Cuando entró en la Casa Pereira para saludar a doña Isilda e intentar ver a Carolina, lo aguardaba una tremenda decepción. Doña Isilda lo recibió con simpatía y lo felicitó por las notas obtenidas, pero, en el momento en que Afonso preguntó por Carolina, la respuesta lo dejó de piedra.

—Carolina está de novia.

—¿Cómo?

—Carolina está de novia, Afonso. Va a casarse en otoño.

El muchacho se quedó pasmado mirando a la viuda, pálido, intentando digerir aquellas palabras.

—Usted está bromeando, doña Isilda.

—De ninguna manera. Va a casarse con un ingeniero de la Real Compañía de los Ferrocarriles Portugueses, un mozo muy atractivo, de buena familia, gente distinguida de Santarém.

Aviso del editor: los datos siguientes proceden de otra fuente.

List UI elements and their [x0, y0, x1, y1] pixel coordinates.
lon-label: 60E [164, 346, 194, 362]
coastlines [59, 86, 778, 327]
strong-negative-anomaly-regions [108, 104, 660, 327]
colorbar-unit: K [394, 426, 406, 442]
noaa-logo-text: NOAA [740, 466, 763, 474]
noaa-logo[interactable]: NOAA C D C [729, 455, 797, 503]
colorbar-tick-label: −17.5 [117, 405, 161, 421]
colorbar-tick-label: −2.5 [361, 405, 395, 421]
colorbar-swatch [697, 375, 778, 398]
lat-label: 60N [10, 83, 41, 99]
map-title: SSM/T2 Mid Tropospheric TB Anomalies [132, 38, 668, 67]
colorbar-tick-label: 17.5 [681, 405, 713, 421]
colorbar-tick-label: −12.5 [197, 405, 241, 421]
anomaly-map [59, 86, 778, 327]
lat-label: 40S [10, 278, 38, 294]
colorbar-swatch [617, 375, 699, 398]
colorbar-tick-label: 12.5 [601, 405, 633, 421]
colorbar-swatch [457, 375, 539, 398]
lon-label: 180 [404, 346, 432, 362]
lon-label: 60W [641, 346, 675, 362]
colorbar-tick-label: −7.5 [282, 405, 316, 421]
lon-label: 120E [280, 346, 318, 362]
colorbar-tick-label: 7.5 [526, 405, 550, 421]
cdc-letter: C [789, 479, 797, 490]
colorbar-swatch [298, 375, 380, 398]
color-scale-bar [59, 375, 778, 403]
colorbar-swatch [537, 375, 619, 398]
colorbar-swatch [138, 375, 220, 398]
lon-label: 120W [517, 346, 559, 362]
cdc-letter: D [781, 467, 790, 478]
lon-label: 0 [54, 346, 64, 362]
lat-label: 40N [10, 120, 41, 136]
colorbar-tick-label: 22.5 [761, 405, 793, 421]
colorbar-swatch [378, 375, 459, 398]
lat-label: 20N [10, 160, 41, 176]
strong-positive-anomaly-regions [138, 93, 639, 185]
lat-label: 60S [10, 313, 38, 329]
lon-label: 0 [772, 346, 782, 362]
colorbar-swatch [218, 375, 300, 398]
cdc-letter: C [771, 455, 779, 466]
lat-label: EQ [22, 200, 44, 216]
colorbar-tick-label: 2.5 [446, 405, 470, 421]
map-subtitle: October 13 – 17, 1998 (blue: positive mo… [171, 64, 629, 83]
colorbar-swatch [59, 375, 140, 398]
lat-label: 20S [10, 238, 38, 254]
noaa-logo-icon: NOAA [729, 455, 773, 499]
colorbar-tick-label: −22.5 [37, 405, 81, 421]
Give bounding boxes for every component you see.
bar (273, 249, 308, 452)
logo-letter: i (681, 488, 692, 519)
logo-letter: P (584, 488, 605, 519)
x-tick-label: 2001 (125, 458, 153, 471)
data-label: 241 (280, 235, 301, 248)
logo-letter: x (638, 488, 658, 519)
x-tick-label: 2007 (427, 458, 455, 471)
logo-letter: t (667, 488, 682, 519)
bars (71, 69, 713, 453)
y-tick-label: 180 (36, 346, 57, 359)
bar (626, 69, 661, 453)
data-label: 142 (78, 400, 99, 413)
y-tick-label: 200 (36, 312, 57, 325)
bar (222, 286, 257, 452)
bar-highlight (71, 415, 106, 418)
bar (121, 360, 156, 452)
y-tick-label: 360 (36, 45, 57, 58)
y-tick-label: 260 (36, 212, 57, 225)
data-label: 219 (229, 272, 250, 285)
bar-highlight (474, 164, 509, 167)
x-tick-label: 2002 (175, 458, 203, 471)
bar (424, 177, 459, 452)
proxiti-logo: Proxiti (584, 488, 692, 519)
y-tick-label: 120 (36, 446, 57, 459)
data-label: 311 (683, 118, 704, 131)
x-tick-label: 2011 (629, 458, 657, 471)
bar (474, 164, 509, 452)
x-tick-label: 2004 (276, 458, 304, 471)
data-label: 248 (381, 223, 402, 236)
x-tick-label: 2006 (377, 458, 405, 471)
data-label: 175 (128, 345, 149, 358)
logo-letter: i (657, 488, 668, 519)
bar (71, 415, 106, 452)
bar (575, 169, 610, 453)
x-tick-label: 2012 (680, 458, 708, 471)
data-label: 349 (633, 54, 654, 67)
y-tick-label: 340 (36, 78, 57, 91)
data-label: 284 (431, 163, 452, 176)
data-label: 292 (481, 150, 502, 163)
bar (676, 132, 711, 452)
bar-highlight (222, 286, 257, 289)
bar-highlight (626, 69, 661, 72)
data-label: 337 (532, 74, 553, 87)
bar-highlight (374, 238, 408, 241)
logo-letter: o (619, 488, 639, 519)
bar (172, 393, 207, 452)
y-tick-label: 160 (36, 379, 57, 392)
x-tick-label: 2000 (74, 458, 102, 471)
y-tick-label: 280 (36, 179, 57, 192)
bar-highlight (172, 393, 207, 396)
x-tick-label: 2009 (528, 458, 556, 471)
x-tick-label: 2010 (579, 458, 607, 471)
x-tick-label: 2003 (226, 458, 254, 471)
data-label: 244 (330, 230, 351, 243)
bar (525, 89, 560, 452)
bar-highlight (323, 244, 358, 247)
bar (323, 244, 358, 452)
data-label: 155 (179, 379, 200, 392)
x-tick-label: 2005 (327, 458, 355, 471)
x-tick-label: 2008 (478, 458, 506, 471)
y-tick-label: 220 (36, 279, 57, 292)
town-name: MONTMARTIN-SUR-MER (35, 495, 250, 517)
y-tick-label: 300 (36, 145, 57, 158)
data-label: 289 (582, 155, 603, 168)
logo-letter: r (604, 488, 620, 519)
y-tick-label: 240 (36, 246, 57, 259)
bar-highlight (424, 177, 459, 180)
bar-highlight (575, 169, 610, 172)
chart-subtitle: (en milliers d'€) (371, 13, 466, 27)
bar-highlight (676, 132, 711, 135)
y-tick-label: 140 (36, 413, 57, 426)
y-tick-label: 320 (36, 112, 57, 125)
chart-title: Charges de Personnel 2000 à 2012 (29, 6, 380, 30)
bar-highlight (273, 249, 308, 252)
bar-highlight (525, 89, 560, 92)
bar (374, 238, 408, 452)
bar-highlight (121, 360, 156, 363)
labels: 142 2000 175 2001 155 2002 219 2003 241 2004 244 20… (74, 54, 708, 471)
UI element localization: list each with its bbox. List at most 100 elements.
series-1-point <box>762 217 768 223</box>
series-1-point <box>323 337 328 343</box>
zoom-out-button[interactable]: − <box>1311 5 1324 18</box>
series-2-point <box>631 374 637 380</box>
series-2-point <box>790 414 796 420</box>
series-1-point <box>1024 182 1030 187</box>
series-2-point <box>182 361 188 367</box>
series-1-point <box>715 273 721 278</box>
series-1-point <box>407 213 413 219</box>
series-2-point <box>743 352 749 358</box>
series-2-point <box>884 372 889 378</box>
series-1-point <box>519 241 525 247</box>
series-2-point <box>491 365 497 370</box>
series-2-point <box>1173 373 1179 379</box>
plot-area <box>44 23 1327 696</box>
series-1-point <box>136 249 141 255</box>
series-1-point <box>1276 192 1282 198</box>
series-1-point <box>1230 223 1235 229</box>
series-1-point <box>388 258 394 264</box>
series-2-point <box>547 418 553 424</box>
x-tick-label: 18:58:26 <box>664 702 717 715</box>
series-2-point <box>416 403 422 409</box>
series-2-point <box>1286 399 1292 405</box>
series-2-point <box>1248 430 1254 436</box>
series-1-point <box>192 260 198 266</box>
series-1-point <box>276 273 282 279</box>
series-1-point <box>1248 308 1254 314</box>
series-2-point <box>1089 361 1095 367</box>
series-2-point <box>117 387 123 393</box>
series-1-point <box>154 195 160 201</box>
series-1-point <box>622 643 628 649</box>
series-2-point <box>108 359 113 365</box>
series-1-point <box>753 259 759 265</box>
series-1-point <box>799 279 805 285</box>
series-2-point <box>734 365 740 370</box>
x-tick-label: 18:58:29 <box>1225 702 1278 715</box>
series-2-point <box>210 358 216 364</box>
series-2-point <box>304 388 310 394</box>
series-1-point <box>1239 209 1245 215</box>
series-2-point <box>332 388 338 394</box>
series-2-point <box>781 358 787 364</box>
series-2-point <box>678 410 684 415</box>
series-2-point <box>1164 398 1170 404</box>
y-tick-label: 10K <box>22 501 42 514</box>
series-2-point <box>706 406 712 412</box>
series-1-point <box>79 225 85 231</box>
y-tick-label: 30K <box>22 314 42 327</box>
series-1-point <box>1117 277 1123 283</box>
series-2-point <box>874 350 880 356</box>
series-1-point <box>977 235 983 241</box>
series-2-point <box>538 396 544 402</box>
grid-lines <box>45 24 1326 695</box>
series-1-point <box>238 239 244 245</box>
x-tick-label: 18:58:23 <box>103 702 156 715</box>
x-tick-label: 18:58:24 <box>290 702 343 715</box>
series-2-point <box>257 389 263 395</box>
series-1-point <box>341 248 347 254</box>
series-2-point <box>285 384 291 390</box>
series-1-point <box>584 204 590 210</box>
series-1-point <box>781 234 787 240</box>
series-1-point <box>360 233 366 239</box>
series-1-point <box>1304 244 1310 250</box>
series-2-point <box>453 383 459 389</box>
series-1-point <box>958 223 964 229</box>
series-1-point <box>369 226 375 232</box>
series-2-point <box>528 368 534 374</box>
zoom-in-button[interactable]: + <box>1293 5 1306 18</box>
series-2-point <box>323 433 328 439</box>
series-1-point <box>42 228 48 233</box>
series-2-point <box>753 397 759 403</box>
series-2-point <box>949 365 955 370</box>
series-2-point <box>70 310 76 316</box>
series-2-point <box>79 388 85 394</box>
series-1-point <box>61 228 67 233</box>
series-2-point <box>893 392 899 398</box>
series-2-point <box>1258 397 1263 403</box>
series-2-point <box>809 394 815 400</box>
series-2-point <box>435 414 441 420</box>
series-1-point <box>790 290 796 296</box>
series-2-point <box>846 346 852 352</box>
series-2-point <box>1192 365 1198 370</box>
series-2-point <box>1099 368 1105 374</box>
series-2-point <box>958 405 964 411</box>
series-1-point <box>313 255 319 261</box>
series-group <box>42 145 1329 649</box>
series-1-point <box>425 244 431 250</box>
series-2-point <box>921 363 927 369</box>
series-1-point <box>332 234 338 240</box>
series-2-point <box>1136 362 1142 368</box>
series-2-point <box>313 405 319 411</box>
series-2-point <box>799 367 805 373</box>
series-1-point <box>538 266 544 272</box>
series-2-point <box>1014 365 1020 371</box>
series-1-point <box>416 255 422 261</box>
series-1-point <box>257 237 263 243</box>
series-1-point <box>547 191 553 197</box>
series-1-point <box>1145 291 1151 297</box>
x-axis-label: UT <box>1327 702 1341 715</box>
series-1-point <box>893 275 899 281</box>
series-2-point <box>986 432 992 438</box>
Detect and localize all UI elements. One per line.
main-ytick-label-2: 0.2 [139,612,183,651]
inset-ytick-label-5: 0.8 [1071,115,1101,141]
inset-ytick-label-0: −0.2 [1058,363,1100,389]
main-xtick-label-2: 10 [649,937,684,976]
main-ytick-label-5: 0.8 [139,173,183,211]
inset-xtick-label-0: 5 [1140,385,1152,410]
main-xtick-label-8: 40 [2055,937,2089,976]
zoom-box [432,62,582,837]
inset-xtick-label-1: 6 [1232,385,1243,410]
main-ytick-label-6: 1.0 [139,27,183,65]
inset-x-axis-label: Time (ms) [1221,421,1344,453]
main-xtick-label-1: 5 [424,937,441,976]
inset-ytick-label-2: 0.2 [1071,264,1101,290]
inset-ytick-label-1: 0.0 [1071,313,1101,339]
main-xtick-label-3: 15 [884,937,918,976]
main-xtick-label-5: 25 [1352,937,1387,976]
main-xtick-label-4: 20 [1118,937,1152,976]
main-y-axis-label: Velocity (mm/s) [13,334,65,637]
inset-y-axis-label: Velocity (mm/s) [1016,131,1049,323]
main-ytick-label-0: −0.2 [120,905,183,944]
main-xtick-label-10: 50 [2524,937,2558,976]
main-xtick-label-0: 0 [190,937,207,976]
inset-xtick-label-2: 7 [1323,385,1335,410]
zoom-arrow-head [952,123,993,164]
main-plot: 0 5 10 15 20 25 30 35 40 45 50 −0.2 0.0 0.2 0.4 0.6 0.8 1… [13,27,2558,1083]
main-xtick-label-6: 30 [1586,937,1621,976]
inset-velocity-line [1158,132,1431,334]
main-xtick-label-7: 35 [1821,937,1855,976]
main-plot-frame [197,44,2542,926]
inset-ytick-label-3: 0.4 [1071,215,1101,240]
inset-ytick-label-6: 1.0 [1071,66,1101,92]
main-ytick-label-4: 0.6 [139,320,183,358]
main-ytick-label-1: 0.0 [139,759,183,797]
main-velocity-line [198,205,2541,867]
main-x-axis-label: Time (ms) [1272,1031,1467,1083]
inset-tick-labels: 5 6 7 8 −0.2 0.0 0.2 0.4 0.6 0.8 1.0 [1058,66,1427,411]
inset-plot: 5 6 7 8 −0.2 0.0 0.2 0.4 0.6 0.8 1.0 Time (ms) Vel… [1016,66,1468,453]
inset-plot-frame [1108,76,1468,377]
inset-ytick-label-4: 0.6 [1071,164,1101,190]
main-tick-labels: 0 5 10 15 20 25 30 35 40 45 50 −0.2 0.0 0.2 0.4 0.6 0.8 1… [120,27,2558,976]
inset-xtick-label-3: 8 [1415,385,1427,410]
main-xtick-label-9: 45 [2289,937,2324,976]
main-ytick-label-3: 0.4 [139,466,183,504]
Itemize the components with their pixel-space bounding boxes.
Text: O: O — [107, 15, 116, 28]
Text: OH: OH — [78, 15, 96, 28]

A Afonso la situación le resultó extraordinaria e inusitada, incluso humillante, y no supo qué decir. Se quedó lívido, desconcertado, indeciso en cuanto a lo que debería hacer. Agradeció y salió deprisa de la tienda, buscando con ansia el aire puro de la calle para despejar las ideas. Fuera comenzó a dudar de las palabras de doña Isilda: ¿estaría intentando engañarlo? Se quedó meditando sobre el asunto, repitiendo el diálogo en su cabeza, buscando inflexiones reveladoras en la voz de la viuda, no había duda de que ahí había gato encerrado. Esa noche no pegó ojo, preocupado por la situación, murmurando frases sueltas: «¿Y si fuese verdad? —Dio vueltas en la cama—: No puede ser —unas vueltas más—: Es un disparate, la vieja está tomándome el pelo». Las horas se prolongaron y se durmió sin darse cuenta. A la mañana siguiente, se instaló muy temprano cerca de la Casa Pereira, vigilando la tienda y el apartamento del primer piso donde vivía la propietaria y su hija. Cuando vio salir a Carolina de la casa, la interceptó y le pidió explicaciones.